霜降前三日,一场秋雨将紫禁城的琉璃瓦洗得冷冽透亮。
苏锦溪接到德妃召见的口谕时,正在明理斋核对萧景琰那份“以工代赈防冬寒”方案的细目。雨水顺着窗棂蜿蜒而下,在砚台边积了小小一洼。
“德妃娘娘?”她抬眸,看向传话的宫女。
“是。”宫女垂首,语气恭敬却带着不容推拒的意味,“娘娘听闻三皇子殿下近来进益良多,心中甚慰,特请苏先生过永和宫一叙,以表谢意。”
苏锦溪搁下笔。该来的,终究来了。
三皇子萧景瑜生母德妃,出身将门,父兄皆戍守北疆。她在后宫素以“飒爽利落”闻名,膝下仅此一子。如今儿子被纳入这套离经叛道的“实学”体系,且明显焕发新生机,这位母亲的态度,至关重要。
“请稍候,容我更衣。”苏锦溪起身。
她未着宫装冠服,只换了身干净的青布衣裙,发间仍是一支素银簪。随宫女穿行于雨中的宫巷时,她能感受到沿途扫过的、各种含义不明的目光。自她成为皇子师,这座后宫便对她投以沉默的审视。今日德妃的召见,是这沉默被打破的第一声。

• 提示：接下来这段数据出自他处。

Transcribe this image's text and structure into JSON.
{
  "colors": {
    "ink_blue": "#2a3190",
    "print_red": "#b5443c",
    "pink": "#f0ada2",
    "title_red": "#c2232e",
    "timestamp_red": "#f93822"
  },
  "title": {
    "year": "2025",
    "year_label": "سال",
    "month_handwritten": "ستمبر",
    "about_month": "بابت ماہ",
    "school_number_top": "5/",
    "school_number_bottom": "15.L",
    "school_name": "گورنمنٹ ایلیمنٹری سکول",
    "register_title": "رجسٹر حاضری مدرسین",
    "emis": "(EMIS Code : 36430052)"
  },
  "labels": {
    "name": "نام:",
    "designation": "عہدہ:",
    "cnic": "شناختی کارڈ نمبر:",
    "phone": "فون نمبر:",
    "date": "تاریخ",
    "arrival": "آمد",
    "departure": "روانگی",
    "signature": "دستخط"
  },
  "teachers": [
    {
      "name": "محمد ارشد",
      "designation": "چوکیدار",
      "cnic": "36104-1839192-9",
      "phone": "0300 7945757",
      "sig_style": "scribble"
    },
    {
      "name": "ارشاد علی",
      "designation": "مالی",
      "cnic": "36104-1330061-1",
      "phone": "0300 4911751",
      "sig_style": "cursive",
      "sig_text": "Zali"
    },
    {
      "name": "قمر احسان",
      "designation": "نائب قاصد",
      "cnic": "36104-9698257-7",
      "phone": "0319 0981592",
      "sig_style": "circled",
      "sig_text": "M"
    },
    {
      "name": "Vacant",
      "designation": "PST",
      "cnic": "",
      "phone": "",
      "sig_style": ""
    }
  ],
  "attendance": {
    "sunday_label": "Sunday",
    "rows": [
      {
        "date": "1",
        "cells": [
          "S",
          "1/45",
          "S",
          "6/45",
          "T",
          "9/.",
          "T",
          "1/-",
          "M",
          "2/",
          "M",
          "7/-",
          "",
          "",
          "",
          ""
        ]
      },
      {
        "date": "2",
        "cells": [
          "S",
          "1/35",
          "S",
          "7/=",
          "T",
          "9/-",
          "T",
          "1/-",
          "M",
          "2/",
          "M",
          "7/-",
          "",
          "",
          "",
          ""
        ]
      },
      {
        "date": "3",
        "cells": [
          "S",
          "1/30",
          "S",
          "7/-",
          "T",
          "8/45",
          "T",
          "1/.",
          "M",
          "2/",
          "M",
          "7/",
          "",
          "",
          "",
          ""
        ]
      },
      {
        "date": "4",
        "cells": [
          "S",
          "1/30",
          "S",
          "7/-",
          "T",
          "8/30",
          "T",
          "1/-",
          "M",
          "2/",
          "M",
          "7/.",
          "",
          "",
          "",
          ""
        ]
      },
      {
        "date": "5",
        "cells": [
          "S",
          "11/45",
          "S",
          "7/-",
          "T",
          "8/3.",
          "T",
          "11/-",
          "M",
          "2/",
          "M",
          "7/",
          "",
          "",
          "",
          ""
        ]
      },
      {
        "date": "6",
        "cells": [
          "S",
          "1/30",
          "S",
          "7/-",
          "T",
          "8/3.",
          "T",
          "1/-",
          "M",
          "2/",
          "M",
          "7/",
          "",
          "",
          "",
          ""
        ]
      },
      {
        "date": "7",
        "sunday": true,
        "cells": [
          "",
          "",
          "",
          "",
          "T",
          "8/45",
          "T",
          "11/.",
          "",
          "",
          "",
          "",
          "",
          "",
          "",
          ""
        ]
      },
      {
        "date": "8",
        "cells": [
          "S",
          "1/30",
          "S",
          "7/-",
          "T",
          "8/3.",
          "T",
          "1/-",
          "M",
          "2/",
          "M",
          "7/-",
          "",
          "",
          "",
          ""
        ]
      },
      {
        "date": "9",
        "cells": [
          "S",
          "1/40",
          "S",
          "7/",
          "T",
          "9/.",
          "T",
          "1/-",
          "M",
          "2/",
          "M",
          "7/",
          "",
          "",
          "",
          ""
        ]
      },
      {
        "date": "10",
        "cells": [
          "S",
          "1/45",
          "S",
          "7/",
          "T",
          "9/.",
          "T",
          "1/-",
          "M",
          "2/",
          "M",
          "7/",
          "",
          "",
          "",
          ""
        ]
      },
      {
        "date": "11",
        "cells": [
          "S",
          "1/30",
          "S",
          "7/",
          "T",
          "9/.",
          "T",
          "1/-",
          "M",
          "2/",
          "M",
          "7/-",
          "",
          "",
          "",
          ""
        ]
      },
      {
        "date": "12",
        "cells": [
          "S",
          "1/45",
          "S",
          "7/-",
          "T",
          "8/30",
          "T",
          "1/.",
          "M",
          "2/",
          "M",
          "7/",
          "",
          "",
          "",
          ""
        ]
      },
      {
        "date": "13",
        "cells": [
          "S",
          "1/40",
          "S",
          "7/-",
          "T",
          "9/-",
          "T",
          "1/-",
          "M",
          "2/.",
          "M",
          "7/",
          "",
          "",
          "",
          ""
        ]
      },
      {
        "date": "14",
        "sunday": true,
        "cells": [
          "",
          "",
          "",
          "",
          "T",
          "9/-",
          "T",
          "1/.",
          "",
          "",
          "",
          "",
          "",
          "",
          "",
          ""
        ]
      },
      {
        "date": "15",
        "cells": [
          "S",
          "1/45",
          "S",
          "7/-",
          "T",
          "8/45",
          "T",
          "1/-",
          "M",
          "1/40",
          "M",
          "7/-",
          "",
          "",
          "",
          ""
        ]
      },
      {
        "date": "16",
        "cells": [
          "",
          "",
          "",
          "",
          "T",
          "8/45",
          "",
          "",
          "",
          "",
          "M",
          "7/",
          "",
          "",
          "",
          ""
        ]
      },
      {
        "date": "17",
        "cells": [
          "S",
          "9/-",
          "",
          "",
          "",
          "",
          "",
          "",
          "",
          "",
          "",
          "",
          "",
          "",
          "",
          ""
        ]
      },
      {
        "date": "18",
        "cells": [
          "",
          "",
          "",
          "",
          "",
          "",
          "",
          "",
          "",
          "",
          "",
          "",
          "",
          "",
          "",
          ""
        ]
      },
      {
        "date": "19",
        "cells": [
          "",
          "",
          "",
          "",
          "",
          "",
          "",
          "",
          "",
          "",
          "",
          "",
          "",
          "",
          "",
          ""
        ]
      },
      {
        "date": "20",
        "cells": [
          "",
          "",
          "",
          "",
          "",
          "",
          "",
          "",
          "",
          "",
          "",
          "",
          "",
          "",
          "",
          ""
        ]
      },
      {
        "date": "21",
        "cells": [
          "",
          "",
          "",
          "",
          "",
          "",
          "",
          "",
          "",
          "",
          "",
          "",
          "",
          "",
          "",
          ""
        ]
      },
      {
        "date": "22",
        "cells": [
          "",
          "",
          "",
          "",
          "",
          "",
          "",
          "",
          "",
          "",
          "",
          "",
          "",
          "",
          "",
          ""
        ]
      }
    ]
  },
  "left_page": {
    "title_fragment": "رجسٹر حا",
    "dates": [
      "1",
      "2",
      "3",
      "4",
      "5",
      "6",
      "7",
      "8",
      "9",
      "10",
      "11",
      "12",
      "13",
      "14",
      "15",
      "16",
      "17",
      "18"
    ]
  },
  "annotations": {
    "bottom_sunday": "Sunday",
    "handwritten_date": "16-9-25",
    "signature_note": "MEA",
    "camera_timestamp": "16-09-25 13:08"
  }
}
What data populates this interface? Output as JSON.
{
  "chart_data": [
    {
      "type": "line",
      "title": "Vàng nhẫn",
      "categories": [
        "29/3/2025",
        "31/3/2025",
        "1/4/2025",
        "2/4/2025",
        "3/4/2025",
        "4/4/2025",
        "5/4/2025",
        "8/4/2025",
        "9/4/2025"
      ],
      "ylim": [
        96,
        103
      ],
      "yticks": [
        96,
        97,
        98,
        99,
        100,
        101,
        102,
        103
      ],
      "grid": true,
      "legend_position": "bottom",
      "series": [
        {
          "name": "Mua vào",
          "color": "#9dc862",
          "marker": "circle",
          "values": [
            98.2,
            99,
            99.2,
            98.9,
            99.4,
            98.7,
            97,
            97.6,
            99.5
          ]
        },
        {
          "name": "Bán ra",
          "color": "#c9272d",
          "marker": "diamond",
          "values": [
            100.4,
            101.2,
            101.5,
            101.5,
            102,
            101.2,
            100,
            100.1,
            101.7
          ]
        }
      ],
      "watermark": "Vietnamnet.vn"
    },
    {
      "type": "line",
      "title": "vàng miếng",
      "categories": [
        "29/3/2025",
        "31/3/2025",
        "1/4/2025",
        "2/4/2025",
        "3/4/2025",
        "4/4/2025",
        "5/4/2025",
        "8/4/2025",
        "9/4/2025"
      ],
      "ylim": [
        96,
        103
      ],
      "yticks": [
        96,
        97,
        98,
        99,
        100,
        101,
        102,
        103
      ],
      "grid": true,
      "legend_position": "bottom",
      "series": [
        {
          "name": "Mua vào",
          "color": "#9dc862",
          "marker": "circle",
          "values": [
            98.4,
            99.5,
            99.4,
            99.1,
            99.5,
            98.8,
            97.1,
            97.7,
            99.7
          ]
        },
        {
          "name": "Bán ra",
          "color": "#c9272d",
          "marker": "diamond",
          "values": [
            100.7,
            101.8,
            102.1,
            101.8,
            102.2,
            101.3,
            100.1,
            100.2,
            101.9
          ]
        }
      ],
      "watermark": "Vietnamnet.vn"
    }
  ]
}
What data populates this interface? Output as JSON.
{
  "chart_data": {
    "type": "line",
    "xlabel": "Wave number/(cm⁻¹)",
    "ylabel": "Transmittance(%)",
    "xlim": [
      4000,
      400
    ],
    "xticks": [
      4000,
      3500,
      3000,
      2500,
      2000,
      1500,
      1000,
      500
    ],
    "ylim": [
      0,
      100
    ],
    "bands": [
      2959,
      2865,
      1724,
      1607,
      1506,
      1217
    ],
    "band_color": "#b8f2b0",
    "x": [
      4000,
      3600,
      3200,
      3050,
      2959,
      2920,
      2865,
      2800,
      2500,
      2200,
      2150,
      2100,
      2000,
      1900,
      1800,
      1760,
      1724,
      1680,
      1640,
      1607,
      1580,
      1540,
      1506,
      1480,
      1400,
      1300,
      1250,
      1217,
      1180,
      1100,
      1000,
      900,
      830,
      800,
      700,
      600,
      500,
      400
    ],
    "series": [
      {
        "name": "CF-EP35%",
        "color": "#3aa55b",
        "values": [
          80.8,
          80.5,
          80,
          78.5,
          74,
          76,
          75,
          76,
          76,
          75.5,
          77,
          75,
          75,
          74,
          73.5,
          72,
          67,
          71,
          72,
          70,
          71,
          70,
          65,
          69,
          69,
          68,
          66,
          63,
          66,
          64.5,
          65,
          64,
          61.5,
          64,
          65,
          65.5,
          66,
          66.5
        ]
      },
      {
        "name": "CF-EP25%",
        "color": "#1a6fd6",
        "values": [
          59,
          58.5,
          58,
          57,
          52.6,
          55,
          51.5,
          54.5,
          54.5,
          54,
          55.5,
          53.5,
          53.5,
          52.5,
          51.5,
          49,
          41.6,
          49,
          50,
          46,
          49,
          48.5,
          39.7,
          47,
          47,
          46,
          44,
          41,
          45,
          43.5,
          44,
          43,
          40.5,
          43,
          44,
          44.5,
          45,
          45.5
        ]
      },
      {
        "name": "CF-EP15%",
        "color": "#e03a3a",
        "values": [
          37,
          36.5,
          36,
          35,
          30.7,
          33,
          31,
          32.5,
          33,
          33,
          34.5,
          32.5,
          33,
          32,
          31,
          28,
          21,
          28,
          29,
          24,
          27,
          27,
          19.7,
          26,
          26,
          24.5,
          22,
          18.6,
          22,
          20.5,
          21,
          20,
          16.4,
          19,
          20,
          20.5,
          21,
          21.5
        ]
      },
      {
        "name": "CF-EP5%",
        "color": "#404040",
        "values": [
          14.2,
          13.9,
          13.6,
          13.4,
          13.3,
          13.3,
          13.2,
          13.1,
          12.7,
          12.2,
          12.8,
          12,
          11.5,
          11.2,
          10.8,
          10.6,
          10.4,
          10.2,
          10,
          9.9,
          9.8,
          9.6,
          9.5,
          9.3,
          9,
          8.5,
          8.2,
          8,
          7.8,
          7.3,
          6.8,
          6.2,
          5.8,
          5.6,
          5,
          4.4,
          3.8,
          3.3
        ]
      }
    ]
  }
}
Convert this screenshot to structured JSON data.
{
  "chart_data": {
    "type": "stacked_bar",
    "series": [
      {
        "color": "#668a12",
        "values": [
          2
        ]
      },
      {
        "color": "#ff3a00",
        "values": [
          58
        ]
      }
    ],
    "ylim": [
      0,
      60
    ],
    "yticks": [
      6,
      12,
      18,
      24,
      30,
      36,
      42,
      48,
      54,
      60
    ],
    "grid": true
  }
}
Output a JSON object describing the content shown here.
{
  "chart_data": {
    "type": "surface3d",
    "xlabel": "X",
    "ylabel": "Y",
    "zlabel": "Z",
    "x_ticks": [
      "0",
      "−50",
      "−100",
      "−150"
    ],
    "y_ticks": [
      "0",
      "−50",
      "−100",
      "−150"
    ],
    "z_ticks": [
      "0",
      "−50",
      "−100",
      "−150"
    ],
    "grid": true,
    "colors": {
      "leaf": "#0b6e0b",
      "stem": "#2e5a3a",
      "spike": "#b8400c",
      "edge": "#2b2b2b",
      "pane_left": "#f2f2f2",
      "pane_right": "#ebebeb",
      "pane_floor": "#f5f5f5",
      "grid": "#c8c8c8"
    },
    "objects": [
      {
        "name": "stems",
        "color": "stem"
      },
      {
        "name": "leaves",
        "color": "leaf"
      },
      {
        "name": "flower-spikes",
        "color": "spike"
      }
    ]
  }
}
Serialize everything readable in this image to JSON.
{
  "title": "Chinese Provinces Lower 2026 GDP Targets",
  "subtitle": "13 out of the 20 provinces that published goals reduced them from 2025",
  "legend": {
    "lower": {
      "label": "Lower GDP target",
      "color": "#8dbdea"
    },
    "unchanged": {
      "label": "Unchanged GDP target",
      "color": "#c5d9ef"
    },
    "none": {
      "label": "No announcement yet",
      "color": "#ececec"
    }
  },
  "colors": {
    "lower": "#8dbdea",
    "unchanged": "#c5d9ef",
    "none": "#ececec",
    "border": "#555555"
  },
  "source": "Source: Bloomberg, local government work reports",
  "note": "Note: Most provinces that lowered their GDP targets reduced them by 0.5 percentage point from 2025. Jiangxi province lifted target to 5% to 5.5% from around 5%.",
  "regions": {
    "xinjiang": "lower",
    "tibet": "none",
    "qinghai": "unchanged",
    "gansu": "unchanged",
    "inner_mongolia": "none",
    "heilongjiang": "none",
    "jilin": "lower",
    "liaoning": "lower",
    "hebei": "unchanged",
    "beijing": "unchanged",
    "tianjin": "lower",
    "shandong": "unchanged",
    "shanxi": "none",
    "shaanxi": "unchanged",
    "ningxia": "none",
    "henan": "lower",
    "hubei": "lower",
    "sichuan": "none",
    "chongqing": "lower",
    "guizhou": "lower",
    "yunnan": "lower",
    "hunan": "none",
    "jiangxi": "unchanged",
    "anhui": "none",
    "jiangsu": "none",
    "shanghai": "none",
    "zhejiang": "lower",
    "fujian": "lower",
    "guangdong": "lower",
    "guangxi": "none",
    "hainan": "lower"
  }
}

永和宫位于西六宫东侧,规制不算最宏丽,却处处透着不同于其他宫苑的疏朗气。院中未植奇花异草,反种了几株挺拔的银杏,此刻满树金黄,在雨中巍然不动。廊下甚至摆着一副石锁,檐角悬着铜质风铃,铃声在雨幕中清越悠远。
正殿内,德妃已端坐主位。
苏锦溪垂眸行礼:“臣女苏锦溪,拜见德妃娘娘。”
“苏先生请起,赐座。”声音爽利,带着将门女子特有的清朗。
苏锦溪起身,抬眼看。德妃年约三十五六,面容并非绝色,却眉目疏阔,鼻梁高挺,一身藕荷色宫装穿得干净利落,发间只簪一对碧玉钗,腕上套着个毫不起眼的乌木镯子。她坐姿挺拔,不似寻常宫妃那般娇柔倚靠,倒有几分沙场点兵时的端凝。
宫女奉上茶点,悄然退下,殿内只余二人。
“本宫今日请先生来,别无他意。”德妃开门见山,目光如实质般落在苏锦溪脸上,“景瑜那孩子,自小顽劣,不喜文墨,陛下与本宫没少操心。前些日子野狐峪归来,他竟主动来跟本宫讲如何搭棚、如何生火、葛藤与麻绳孰优孰劣——这是从未有过的事。”她顿了顿,“陛下说,他在明理斋开始学‘战略博弈’,前日竟拉着几个小太监在沙盘上推演边关布防,推演了半日。这些变化,本宫看在眼里。”
苏锦溪静听,不接话。
德妃端起茶盏,却不饮,只以指尖摩挲着温热的瓷壁:“本宫出身将门,父兄皆在边关。故而比旁人更清楚,一个皇子若只知吟风弄月、不通实务,于国于家,皆非幸事。先生教的这些东西,”她抬眼,“有用。”
这话说得坦率,甚至有些超出宫妃该有的分寸。
苏锦溪微微躬身:“三殿下天资颖悟,臣女只是略作引导。”
德妃摆手:“虚言不必。本宫虽在深宫,眼睛不瞎。陛下既将皇子们交与你,必有深意。本宫今日,只想问先生一句——”她放下茶盏,身体微微前倾,声音压低了几分,“先生教皇子们‘实务’‘博弈’‘心性’,这些,本宫乐见。但储位之事,关乎国本,牵一发而动全身。先生……当明白自己的位置。”
殿内安静下来,只有窗外雨声淅沥。
终于,点到了核心。
苏锦溪抬起眼,目光平静如古井,与德妃对视:“娘娘是担心,臣女借教学之名,行站队之实?或是以‘实学’为饵,影响皇子们对储位的态度?”
德妃没料到她如此直接,眸光微闪:“先生是聪明人。”
“臣女确实只教学问。”苏锦溪声音清晰,一字一句,“在明理斋,臣女教的是为君者当如何察民情、断实务、衡利弊、稳大局。至于哪位皇子将来能君临天下,那是陛下的圣心独断,是皇子们自身的德行造化,更是天意时运。臣女,”她顿了顿,“只授渔,不赠鱼;只教如何成为合格的‘君’,不教如何争夺‘位’。”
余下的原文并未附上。